SPECIAL REPORT, DAY 1: ‘I was scared of my son’ reveals mother of heroin user

‘Margaret’ would only go out under cover of darkness when her son was living at home.

SPECIAL REPORT, DAY 1: ‘I was scared of my son’ reveals mother of heroin user

“Shame and self-blame, that’s all I felt. I used to go around in the dark ashamed. I wouldn’t even go to the shop. I’d found out some of my neighbours were talking, judging me as a parent,” she says.

Her neighbours didn’t need to cross her threshold to know her life had been torn asunder since her 23-year-old son, ‘Seán’ moved home.

“There were people breaking my windows, damaging my property; there were assaults going on and it all came back to my house and I had to pick up the pieces all the time,” she said.

The gardaí were regulars at Margaret’s door as her son fed his heroin habit by robbing people and houses. He was constantly in fights too. Eventually, he was sentenced to prison for assault, for slashing a young girl’s face.

“There was a petrol bomb meant for my house but it went to one of the neighbours’ houses instead. I said to myself, ‘that’s it’. I went and got the protection and barring order,” the single mother of two said.

He didn’t hit her until after she got the protection order and barring order.

Seán was on heroin for just six months before he was jailed.

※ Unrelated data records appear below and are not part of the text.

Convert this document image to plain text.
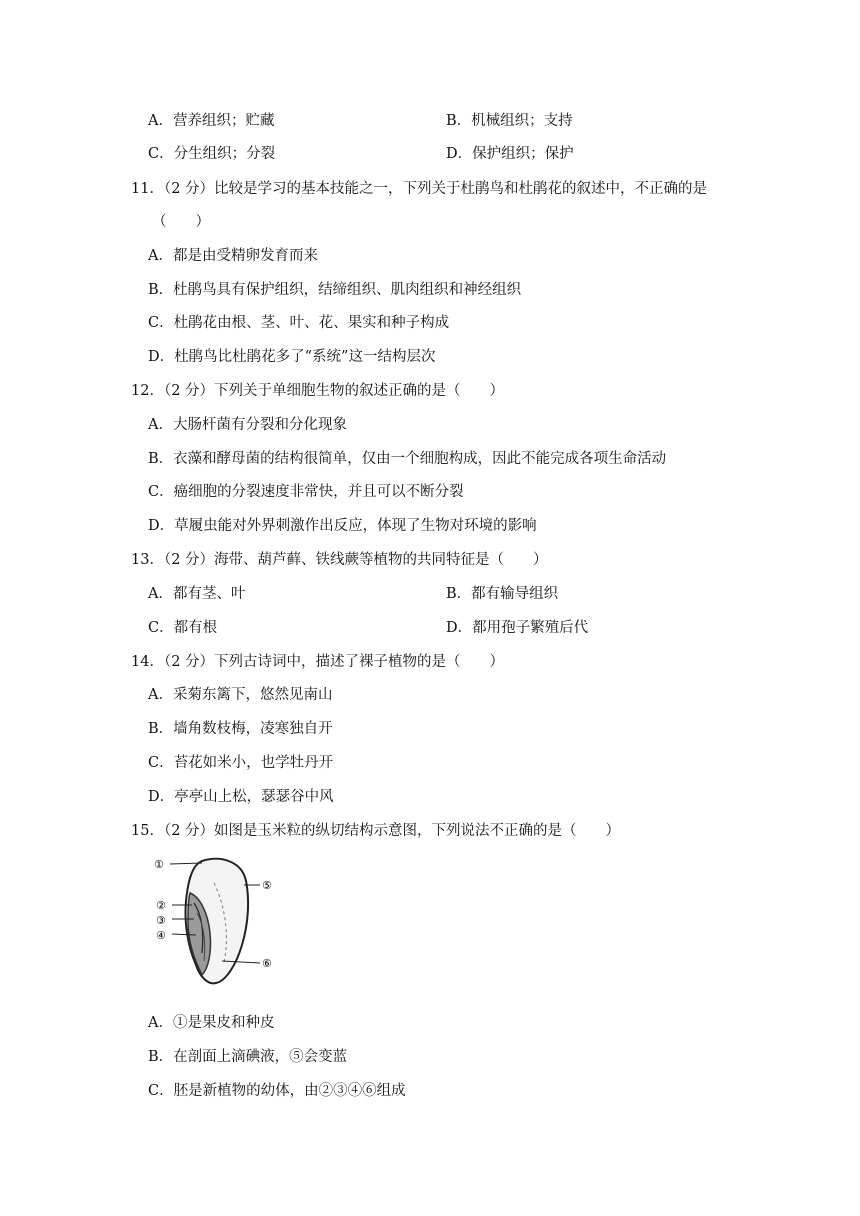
A．营养组织；贮藏	B．机械组织；支持
C．分生组织；分裂	D．保护组织；保护
11．（2 分）比较是学习的基本技能之一，下列关于杜鹃鸟和杜鹃花的叙述中，不正确的是
（　　）
A．都是由受精卵发育而来
B．杜鹃鸟具有保护组织，结缔组织、肌肉组织和神经组织
C．杜鹃花由根、茎、叶、花、果实和种子构成
D．杜鹃鸟比杜鹃花多了“系统”这一结构层次
12．（2 分）下列关于单细胞生物的叙述正确的是（　　）
A．大肠杆菌有分裂和分化现象
B．衣藻和酵母菌的结构很简单，仅由一个细胞构成，因此不能完成各项生命活动
C．癌细胞的分裂速度非常快，并且可以不断分裂
D．草履虫能对外界刺激作出反应，体现了生物对环境的影响
13．（2 分）海带、葫芦藓、铁线蕨等植物的共同特征是（　　）
A．都有茎、叶	B．都有输导组织
C．都有根	D．都用孢子繁殖后代
14．（2 分）下列古诗词中，描述了裸子植物的是（　　）
A．采菊东篱下，悠然见南山
B．墙角数枝梅，凌寒独自开
C．苔花如米小，也学牡丹开
D．亭亭山上松，瑟瑟谷中风
15．（2 分）如图是玉米粒的纵切结构示意图，下列说法不正确的是（　　）
①
②
③
④
⑤
⑥
A．①是果皮和种皮
B．在剖面上滴碘液，⑤会变蓝
C．胚是新植物的幼体，由②③④⑥组成
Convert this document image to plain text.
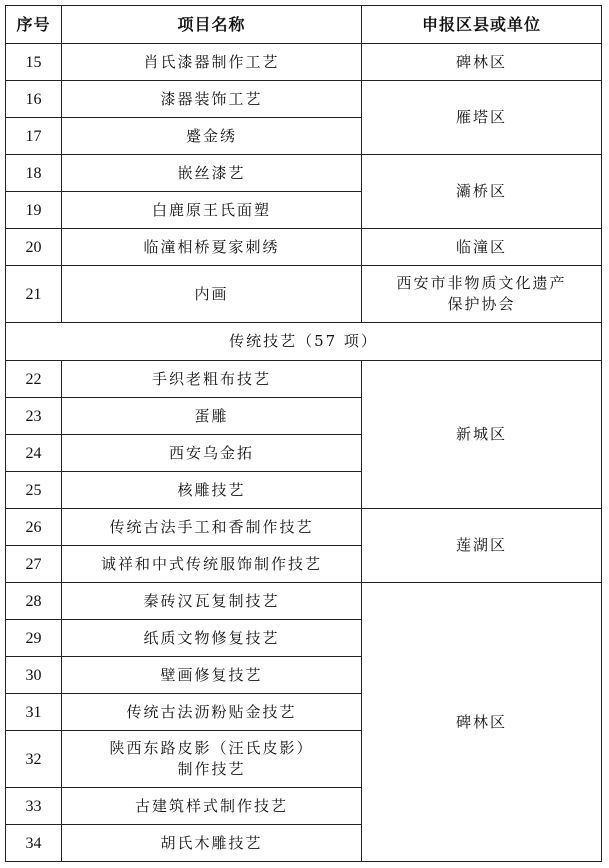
序号	项目名称	申报区县或单位
15	肖氏漆器制作工艺	碑林区
16	漆器装饰工艺	雁塔区
17	蹙金绣	
18	嵌丝漆艺	灞桥区
19	白鹿原王氏面塑	
20	临潼相桥夏家刺绣	临潼区
21	内画	西安市非物质文化遗产
保护协会

传统技艺（57 项）		
22	手织老粗布技艺	新城区
23	蛋雕	
24	西安乌金拓	
25	核雕技艺	
26	传统古法手工和香制作技艺	莲湖区
27	诚祥和中式传统服饰制作技艺	
28	秦砖汉瓦复制技艺	碑林区
29	纸质文物修复技艺	
30	壁画修复技艺	
31	传统古法沥粉贴金技艺	
32	陕西东路皮影（汪氏皮影）
制作技艺	

33	古建筑样式制作技艺	
34	胡氏木雕技艺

“Once I found out he was smoking it, I would just always be waiting for a knock at the door. There was constant hassle. Even now, with him locked up, I’m scared. I don’t go into the bathroom and turn on the light at night time, I shower in the dark. We don’t open the front door, we look out the bedroom window first in case there’s somebody around looking to cause damage; it’s the fright, like,” she says.

The guilt, shame and anxiety led Margaret to depression. She started taking anti-depressants but still “wanted to go to the river”.

“It just came on me, I was on the anti-depressants but I just took painkillers, I overdosed. I wrote out the letters to the people and sent my child to my sister’s house. I couldn’t cope with things over and over again,” she says.

Two hours later, alone in her house, she realised that she couldn’t die and leave her younger son alone.

“It came back to me that my son’s friend’s dad had died and he’d said to me one time ‘mam, he isn’t the same since’. Then I realised I had to think of the guy that was 13. I rang the ambulance and was pumped out in hospital. I remember sitting there in the hospital bed and I felt so alone. All I wanted to do was pull the curtain back and talk to somebody but I couldn’t with the shame. I swore then I’d never do that again.”

Margaret has since joined a concerned parents’ group run by Youth Work Ireland’s drugs outreach project in Gurranabraher. Those weekly meetings have been her salvation, she says, plus the fact that her son is behind bars.

“I’ve learnt so much and got so much support from everyone in the group. Most of all I learnt the three Cs: I can’t control it, can’t cure it, didn’t cause it. I’ve learnt that. Heroin, it can happen to the best of people.”